In order to rule out the possibility that the effect may have been caused by an impact on brain development, the researchers also reduced the amount of this gene in a separate group of adult mice, in the hippocampus, a brain region responsible for memory.
They found that reduced gene function resulted in epileptic seizures in some mice and a deterioration of their learning and memory. Laboratory experiments suggested that the strengthening of connections between neurons during memory formation was reduced.
Professor Albert Basson, whose research group began the work at King’s College London and has since moved to the University of Exeter, said: “Memory and the ability to learn are fundamental to our intellectual potential, yet we still have a lot to learn about the underpinning mechanisms.
“For more than a decade, the KDM5B gene has been linked to autism and some forms of intellectual disability, but a mutation in this gene alone is not always sufficient to cause these conditions, so it hasn’t been studied in detail.
“Our work shows that KDM5B is important for learning and memory and provides new insight into the fundamental mechanisms of memory and learning, which is crucial on the pathway to finding new ways to improve these functions.”
KDM5B can modify the structure of the genetic material in our cells which determines whether genes necessary for brain development or function are expressed at the correct amount at the right time.
Dr Leticia Peres-Sisquez who performed the research at King’s College London, said: “We set out to investigate whether KDM5B’s ability to modify genetic material has a direct impact on learning and memory.
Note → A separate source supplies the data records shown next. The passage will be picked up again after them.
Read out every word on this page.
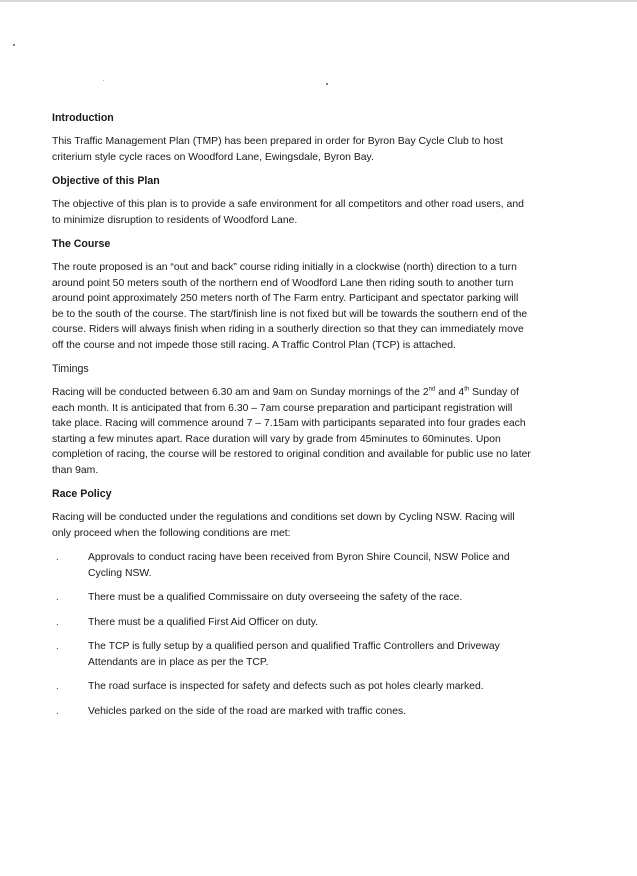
Introduction

This Traffic Management Plan (TMP) has been prepared in order for Byron Bay Cycle Club to host criterium style cycle races on Woodford Lane, Ewingsdale, Byron Bay.

Objective of this Plan

The objective of this plan is to provide a safe environment for all competitors and other road users, and to minimize disruption to residents of Woodford Lane.

The Course

The route proposed is an “out and back” course riding initially in a clockwise (north) direction to a turn around point 50 meters south of the northern end of Woodford Lane then riding south to another turn around point approximately 250 meters north of The Farm entry. Participant and spectator parking will be to the south of the course. The start/finish line is not fixed but will be towards the southern end of the course. Riders will always finish when riding in a southerly direction so that they can immediately move off the course and not impede those still racing. A Traffic Control Plan (TCP) is attached.

Timings

Racing will be conducted between 6.30 am and 9am on Sunday mornings of the 2nd and 4th Sunday of each month. It is anticipated that from 6.30 – 7am course preparation and participant registration will take place. Racing will commence around 7 – 7.15am with participants separated into four grades each starting a few minutes apart. Race duration will vary by grade from 45minutes to 60minutes. Upon completion of racing, the course will be restored to original condition and available for public use no later than 9am.

Race Policy

Racing will be conducted under the regulations and conditions set down by Cycling NSW. Racing will only proceed when the following conditions are met:

.	Approvals to conduct racing have been received from Byron Shire Council, NSW Police and Cycling NSW.
.	There must be a qualified Commissaire on duty overseeing the safety of the race.
.	There must be a qualified First Aid Officer on duty.
.	The TCP is fully setup by a qualified person and qualified Traffic Controllers and Driveway Attendants are in place as per the TCP.
.	The road surface is inspected for safety and defects such as pot holes clearly marked.
.	Vehicles parked on the side of the road are marked with traffic cones.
“We’ve discovered that the gene has a direct impact on learning and memory – which is distinct from any effect during brain development. This gene will now be of much greater interest to researchers on the quest for new treatments for conditions including autism, and other intellectual disability disorders.”
Funding: The research was funded by the Medical Research Council and the National Institutes of Aging, with support from Wellcome.
About this genetics, learning, and memory research news
Author: Louise Vennells
Source: University of Exeter
Contact: Louise Vennells – University of Exeter
Image: The image is credited to Neuroscience News
Original Research: Open access.
“The intellectual disability risk gene Kdm5b regulates long term memory consolidation in the hippocampus” by Albert Basson et al. Journal of Neuroscience
Abstract
The intellectual disability risk gene Kdm5b regulates long term memory consolidation in the hippocampus
The histone lysine demethylase KDM5B is implicated in recessive intellectual disability disorders, and heterozygous, protein-truncating variants in KDM5B are associated with reduced cognitive function in the population.
The KDM5 family of lysine demethylases has developmental and homeostatic functions in the brain, some of which appear to be independent of lysine demethylase activity.
To determine the functions of KDM5B in hippocampus-dependent learning and memory, we first studied male and female mice homozygous for a Kdm5bΔARID allele that lacks demethylase activity. Kdm5bΔARID/ΔARID mice exhibited hyperactivity and long-term memory deficits in hippocampus-dependent learning tasks.
The expression of immediate early, activity-dependent genes was downregulated in these mice and hyperactivated upon a learning stimulus compared with wild-type (WT) mice. A number of other learning-associated genes were also significantly dysregulated in the Kdm5bΔARID/ΔARID hippocampus.
Next, we knocked down Kdm5b specifically in the adult, WT mouse hippocampus with shRNA. Kdm5b knockdown resulted in spontaneous seizures, hyperactivity, and hippocampus-dependent long-term memory and long-term potentiation deficits.
These findings identify KDM5B as a critical regulator of gene expression and synaptic plasticity in the adult hippocampus and suggest that at least some of the cognitive phenotypes associated with KDM5B gene variants are caused by direct effects on memory consolidation mechanisms.